В последнюю ночь перед отъездом проснулся, как всегда, с ощущением нереальности происходящего. Как всегда в последнее время, в голову полезли запоздалые неуместные сомнения. Мысль о том, что ни в одну из поездок сноха ни разу не называла его ни «папа», ни хотя бы по имени-отчеству. Вообще никак не называла.
Недавно сын позвал к скайпу внука – поговорить с дедом. Тот, невидимый, откуда-то от игрушек подал досадливый голос:
– Снова по-русски разговаривать?! Не хочу по-русски! Пускай дедушка сам учится по-нашему говорить!

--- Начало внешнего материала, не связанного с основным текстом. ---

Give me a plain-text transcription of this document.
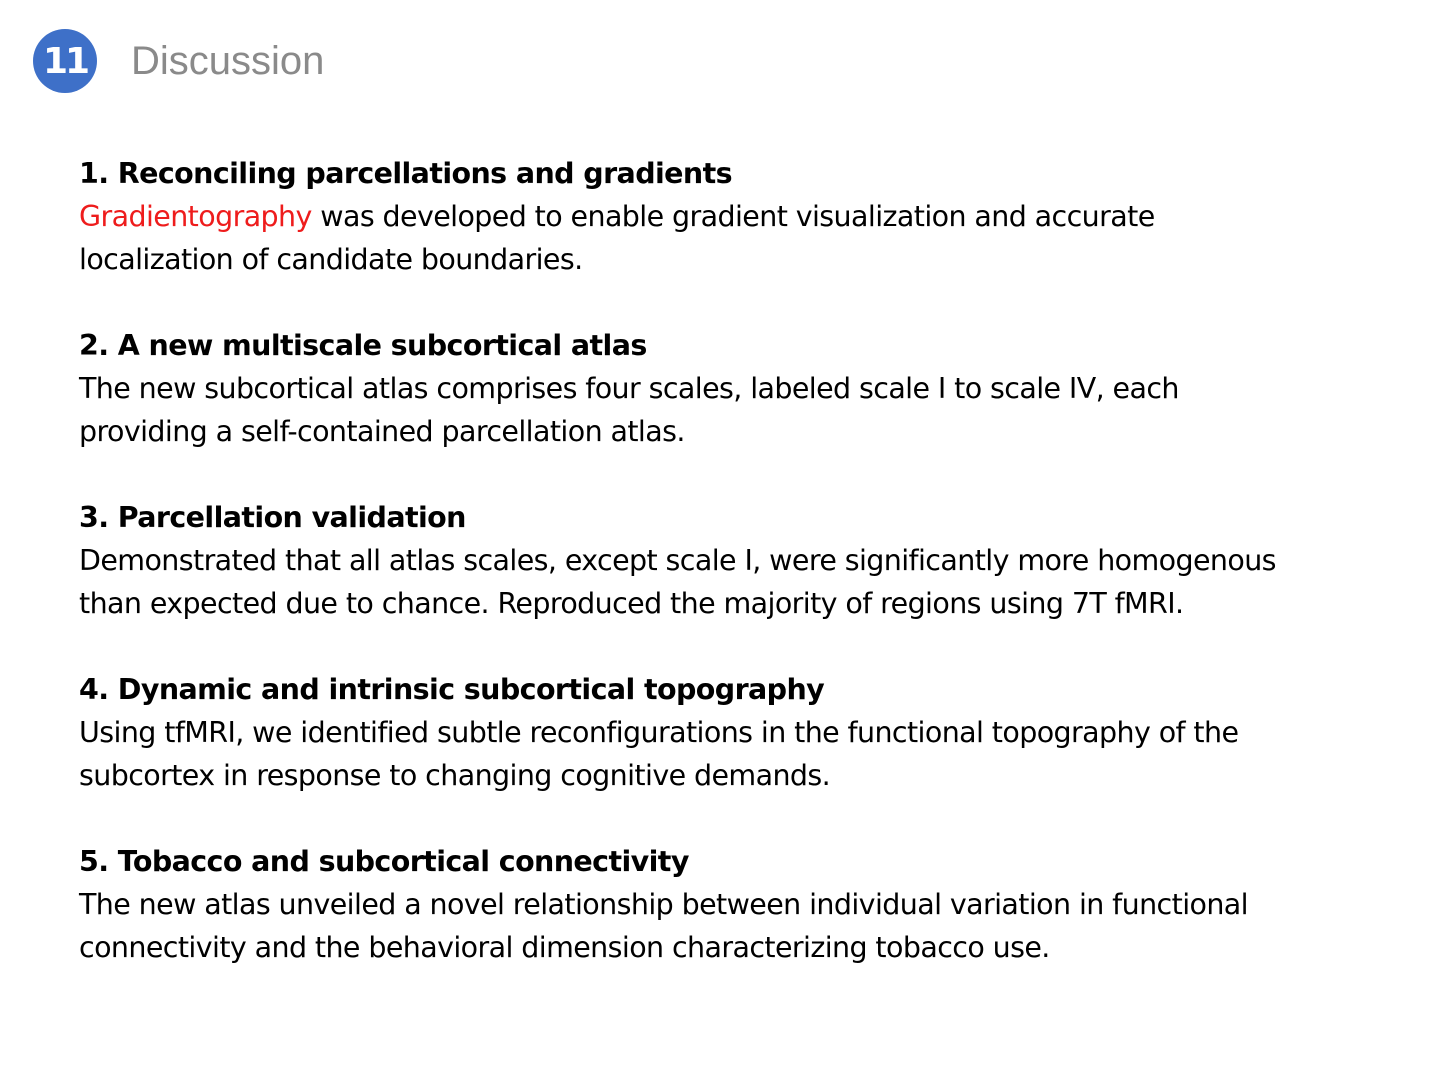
11 Discussion
1. Reconciling parcellations and gradients
Gradientography was developed to enable gradient visualization and accurate
localization of candidate boundaries.
2. A new multiscale subcortical atlas
The new subcortical atlas comprises four scales, labeled scale I to scale IV, each
providing a self-contained parcellation atlas.
3. Parcellation validation
Demonstrated that all atlas scales, except scale I, were significantly more homogenous
than expected due to chance. Reproduced the majority of regions using 7T fMRI.
4. Dynamic and intrinsic subcortical topography
Using tfMRI, we identified subtle reconfigurations in the functional topography of the
subcortex in response to changing cognitive demands.
5. Tobacco and subcortical connectivity
The new atlas unveiled a novel relationship between individual variation in functional
connectivity and the behavioral dimension characterizing tobacco use.
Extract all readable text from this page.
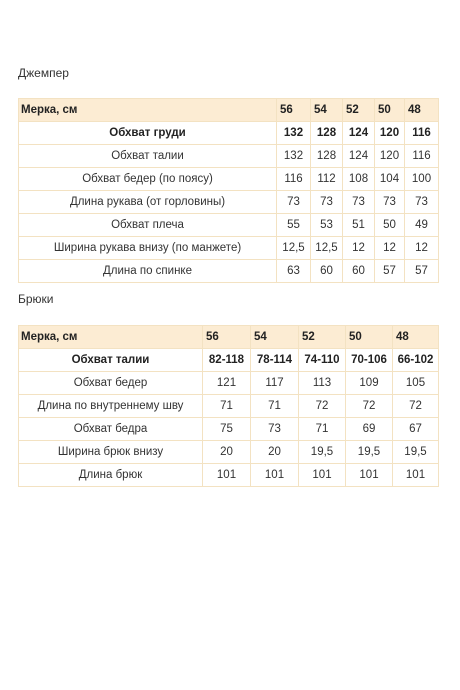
Джемпер
Мерка, см	56	54	52	50	48
Обхват груди	132	128	124	120	116
Обхват талии	132	128	124	120	116
Обхват бедер (по поясу)	116	112	108	104	100
Длина рукава (от горловины)	73	73	73	73	73
Обхват плеча	55	53	51	50	49
Ширина рукава внизу (по манжете)	12,5	12,5	12	12	12
Длина по спинке	63	60	60	57	57
Брюки
Мерка, см	56	54	52	50	48
Обхват талии	82-118	78-114	74-110	70-106	66-102
Обхват бедер	121	117	113	109	105
Длина по внутреннему шву	71	71	72	72	72
Обхват бедра	75	73	71	69	67
Ширина брюк внизу	20	20	19,5	19,5	19,5
Длина брюк	101	101	101	101	101
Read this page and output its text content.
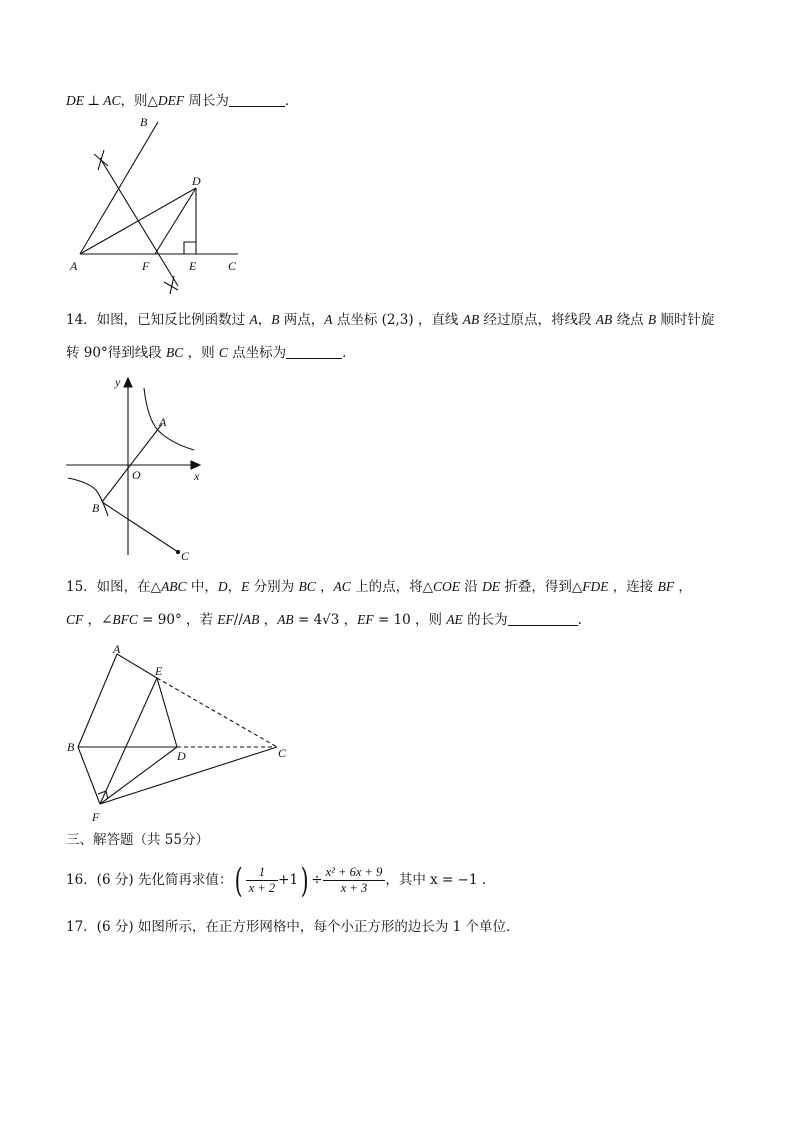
DE ⊥ AC，则△DEF 周长为	．
B
D
A	F	E	C
14．如图，已知反比例函数过 A，B 两点，A 点坐标 (2,3) ，直线 AB 经过原点，将线段 AB 绕点 B 顺时针旋
转 90°得到线段 BC ，则 C 点坐标为	．
y
A
O	x
B
C
15．如图，在△ABC 中，D，E 分别为 BC ，AC 上的点，将△COE 沿 DE 折叠，得到△FDE ，连接 BF ，
CF ，∠BFC = 90° ，若 EF//AB ，AB = 4√3 ，EF = 10 ，则 AE 的长为	.
A
E
B
D	C
F
三、解答题（共 55分）
16．(6 分) 先化简再求值：( $\frac{1}{x + 2} +1) \div \frac{\text{x² + 6x + 9}}{x + 3}$ ，其中 x = −1 .
17．(6 分) 如图所示，在正方形网格中，每个小正方形的边长为 1 个单位．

На тумбочке у кровати лежал умерший мобильник – он молчал весь вчерашний день. Друзья, родные, знакомые устали прощаться. Наговорили массу искренних приятных вещей, наказали не забывать родину, пожелали лёгкого пути – ничего не забыли?
У всех своя жизнь, работа, дела, семьи, заботы – он не пуп земли, верно, сколько можно? И вот телефон молчит. То есть он ещё не уехал – а его уже забыли, вычеркнули из жизни. Поставили на нём крест. Похоронили заживо. Друзья, страна похоронила. Быстро же это произошло. Вот так.
Заломило за грудиной, выше сосков. Вдруг понял причину поселившейся в нём тоски: что и было в его жизни настоящего – так это страна с его детством, юностью, зрелостью, с радостями и ошибками. Здесь вечно низкое серенькое пасмурное небо, к вечеру вдруг проясняющееся холодной узкой полоской заката «малиновое варенье». Здесь крутые виражи истории, здесь прошлое дышит кровью и мясом – его история, его прошлое.
Что его ждёт там? Чистенькая игрушечная, причёсанная жизнь – чужая, не его, не всамделишная. Кукольный дом.
Затрещал будильник. Нужно было вставать учиться жить заново.